I held the instructions to my heart. “This is better than flowers,” I said.
We dodged a bullet.

I remember one week when Scott had back-to-back sports activities. One night was church basketball, the next night was doubles tennis (mixed!) then he got up early and rode his bike with friends, then that night there was another tennis match. Meanwhile, I was languishing at home with three girls under three, gulping for some respite like a dying goldfish stranded on a counter gulps for air. Then came the last straw. He came home from school, went to put on a new type of sports outfit, grabbed a new type of sports paraphernalia, turned to me and said, “Do you have any cash, Mom?”
Ah . . . Mom?
Well, that was the end of his sporting events for the week.
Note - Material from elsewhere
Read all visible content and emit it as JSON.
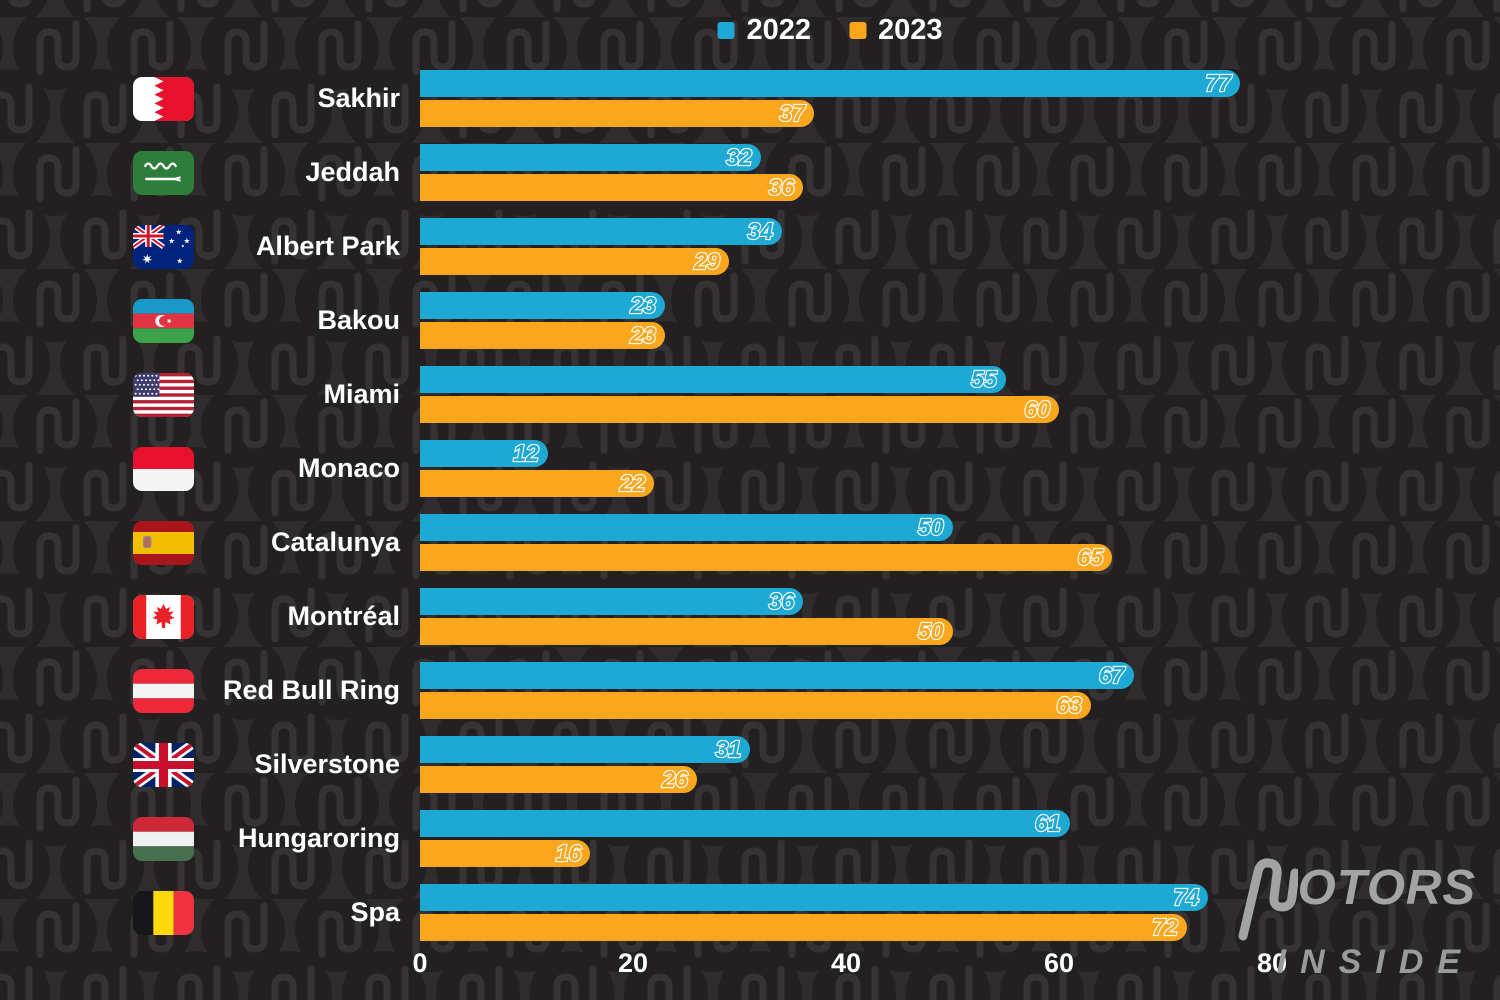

He felt so bad that Saturday he surprised me with a light box he made himself that I could use for my art projects.
We dodged another bullet.

Then there was the time I was a week overdue with my fifth child and I found out I had contracted lice. Yes, you read that right: LICE. In my HAIR. “The world is ending!” I told Scott. But he helped me wash everything in the house and then he sat on the bench behind me and pulled every nit out of my very long hair. It was not romantic. But it was true love.
Another bullet dodged . . . which was a good thing, since that night we had a baby.
There are other “rising in love” stories, most of which will only ever be known to Scott and me. And I know there will be many, many more in the future . . . since we have a lot more rising to do.
Connected at the Core
After we had been married for a while one of the teenagers in our church youth program asked her mother a perplexing question, “Why did Brother and Sister Dyreng get married? They have nothing in common.”
What an observant child. Scott likes sports, Chelsea likes to read. Scott likes dogs, Chelsea likes cats. Scott likes to go to bed early, Chelsea likes to go to bed late. Scott thinks math is interesting.
But we do agree on some things.

When it comes to the important things, Scott and I are connected at the core. As for the things we don’t have in common–the things that make us opposites–well, that just keeps life refreshing.

Despite what you may read or hear otherwise, marriage is still the best place to find happiness, the best place to give children the best odds for success, and the best place to develop selflessness. It is hard to rise by yourself.
(Click here for a short video that shows a heart-stopping example of what I mean.)
More and more I am discovering that the key to success in marriage can be summed up in one word: generosity.

Giving what is expected, and then giving more. And when that happens, marriage isn’t something that you are working hard to hold together . . . the marriage is what holds everything else together.

So there is no such thing as a bulletproof marriage. And that is good, since it keeps us on our toes.